6. La société requérante est, par suite, fondée à demander l’annulation de l’arrêt qu’elle attaque.
7. Il y a lieu, dans les circonstances de l’espèce, de mettre à la charge de la commune de Démouville une somme de 3 000 euros à verser à la société Grenadines au titre de l’article L. 761-1 du code de justice administrative.
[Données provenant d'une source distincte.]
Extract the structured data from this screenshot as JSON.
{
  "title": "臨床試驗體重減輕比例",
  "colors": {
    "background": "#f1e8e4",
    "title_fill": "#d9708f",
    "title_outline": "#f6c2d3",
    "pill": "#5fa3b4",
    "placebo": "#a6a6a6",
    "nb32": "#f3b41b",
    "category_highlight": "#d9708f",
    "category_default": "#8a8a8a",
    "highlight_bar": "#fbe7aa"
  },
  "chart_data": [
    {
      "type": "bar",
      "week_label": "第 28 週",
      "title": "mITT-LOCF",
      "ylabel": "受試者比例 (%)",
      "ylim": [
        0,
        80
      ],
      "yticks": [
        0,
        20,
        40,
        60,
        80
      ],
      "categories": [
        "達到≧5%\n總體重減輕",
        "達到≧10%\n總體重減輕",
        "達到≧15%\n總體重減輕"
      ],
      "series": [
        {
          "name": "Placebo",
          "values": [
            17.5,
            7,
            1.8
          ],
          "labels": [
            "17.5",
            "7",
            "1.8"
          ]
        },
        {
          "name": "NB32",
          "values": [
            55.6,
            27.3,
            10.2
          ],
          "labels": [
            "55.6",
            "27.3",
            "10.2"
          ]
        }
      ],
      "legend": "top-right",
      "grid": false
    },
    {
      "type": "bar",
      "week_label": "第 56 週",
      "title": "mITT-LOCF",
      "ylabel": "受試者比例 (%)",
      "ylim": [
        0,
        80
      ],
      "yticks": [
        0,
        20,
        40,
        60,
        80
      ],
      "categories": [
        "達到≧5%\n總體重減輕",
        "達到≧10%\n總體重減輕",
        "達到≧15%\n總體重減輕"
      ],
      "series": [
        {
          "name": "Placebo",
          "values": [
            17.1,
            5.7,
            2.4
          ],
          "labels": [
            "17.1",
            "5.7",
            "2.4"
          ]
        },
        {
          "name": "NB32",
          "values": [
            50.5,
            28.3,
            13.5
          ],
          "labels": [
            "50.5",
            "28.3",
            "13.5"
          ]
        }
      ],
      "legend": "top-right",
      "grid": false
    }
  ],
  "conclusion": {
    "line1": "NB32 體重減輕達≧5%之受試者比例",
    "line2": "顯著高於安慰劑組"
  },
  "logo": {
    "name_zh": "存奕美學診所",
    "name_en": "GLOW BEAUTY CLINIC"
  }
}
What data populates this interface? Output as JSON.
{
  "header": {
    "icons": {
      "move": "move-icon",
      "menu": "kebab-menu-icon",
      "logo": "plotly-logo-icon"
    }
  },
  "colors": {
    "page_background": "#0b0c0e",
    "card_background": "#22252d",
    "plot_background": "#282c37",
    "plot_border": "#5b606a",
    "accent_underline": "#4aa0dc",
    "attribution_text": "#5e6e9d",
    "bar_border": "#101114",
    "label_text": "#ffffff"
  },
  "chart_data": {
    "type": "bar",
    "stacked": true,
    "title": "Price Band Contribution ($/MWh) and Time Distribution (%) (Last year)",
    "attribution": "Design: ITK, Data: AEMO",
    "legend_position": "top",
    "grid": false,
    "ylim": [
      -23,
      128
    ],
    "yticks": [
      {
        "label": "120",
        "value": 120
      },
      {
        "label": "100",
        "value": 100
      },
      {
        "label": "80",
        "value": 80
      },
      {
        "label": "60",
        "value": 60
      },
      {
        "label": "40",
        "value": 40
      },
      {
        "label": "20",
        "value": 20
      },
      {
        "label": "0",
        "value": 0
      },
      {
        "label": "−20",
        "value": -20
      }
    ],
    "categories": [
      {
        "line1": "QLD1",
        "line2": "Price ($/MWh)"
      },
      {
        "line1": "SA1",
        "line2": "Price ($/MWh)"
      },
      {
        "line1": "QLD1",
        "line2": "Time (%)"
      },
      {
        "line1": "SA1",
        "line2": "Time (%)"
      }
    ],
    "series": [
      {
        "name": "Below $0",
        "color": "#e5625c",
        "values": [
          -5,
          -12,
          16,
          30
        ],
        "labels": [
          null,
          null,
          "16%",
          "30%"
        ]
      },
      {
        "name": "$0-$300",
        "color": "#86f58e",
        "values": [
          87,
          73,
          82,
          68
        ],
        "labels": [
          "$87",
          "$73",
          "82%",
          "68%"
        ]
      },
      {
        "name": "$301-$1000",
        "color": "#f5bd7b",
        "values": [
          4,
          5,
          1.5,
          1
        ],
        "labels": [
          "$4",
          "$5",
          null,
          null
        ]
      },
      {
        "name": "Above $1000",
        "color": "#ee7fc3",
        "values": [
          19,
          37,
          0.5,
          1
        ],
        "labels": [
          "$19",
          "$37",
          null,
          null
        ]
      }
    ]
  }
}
En revanche, ces dispositions font obstacle à ce qu’une somme soit mise à la charge de cette société, qui n’est pas la partie perdante dans la présente instance.
D E C I D E :
--------------
Article 1er : L’arrêt du 20 septembre 2019 de la cour administrative d’appel de Nantes est annulé.
Article 2 : L’affaire est renvoyée à la cour administrative d’appel de Nantes.
Article 3 : La commune de Démouville versera une somme de 3 000 euros à la société Grenadines au titre de l’article L. 761-1 du code de justice administrative.
Article 4 : Les conclusions présentées par la commune de Démouville au titre de l’article L. 761-1 du code de justice administrative sont rejetées.
Article 5 : La présente décision sera notifiée à la société civile de construction vente Grenadines et à la commune de Démouville.